Additionally, friends help push you to be your best.
Friendship is a tool of social support that is a vital fulcrum of societal harmony. Sadly, people appear to be living increasingly isolated and individualistic lives to the detriment of their mental health. Loneliness is a leading cause of psychological and mental health challenges to people of this generation. Communal spirit, camaraderie and consensualism have receded because of the increased reliance on Information Technology tools which of necessity and by nature encourages reclusive living. Friendship has become virtual as people have become accustomed to living disconnected lives, connecting on monitors from far flung and out of reach places. While the advantages of Information Technology cannot be argued, its destruction of quality friendship can also not be ignored.

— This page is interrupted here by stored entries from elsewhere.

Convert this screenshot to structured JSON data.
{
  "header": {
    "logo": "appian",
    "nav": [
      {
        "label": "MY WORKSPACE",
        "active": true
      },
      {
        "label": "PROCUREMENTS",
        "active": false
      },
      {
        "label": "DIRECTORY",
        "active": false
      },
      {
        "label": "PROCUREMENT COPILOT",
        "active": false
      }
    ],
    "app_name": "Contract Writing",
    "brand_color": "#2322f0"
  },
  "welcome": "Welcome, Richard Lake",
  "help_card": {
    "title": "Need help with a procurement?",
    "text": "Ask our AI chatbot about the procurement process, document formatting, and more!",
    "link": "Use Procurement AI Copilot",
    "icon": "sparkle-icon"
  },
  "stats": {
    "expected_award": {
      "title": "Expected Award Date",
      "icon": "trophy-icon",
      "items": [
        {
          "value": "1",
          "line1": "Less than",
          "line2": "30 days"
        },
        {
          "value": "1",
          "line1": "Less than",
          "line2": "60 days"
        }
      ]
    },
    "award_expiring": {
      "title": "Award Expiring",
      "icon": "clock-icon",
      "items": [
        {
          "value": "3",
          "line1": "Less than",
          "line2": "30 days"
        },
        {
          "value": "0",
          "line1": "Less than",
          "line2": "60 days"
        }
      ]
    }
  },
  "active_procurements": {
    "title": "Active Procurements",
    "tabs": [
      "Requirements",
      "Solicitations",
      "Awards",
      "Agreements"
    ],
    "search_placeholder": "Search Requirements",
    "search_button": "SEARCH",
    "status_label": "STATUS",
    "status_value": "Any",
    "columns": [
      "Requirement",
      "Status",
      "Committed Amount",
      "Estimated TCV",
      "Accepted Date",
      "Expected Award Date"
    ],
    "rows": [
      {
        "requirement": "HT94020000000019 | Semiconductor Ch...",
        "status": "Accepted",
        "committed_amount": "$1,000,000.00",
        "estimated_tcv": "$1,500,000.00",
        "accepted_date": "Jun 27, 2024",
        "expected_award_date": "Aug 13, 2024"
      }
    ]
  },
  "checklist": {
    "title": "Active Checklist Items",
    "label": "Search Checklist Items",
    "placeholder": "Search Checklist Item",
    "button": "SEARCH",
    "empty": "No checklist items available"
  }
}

Keeping valuable and true friends irrespective of distance, barrier or distraction is important for societal development and growth. The value of friendship is captured in the kinds of values that are imparted in the psyche of the next generation. Where people exhibit the good sides of friendship in the presence of children and neophytes the society tends to benefit. Proverbs 18:24 encapsulates the very essence of the spirit of friendship and friendliness, of love and caring. “A man of many companions may come to ruin, but there is a friend that sticks closer than a brother”. The one person recorded in the bible and by historical evidence to have done this is Jesus Christ our Lord and Saviour. He is the friend that sticks closer than a brother. Those who have made Him their friend have found Him to be a companion who never lets them down and that is the true essence of friendship: one that does not let you down no matter what your situation or the circumstances that surround you say. That is the true and valuable friend.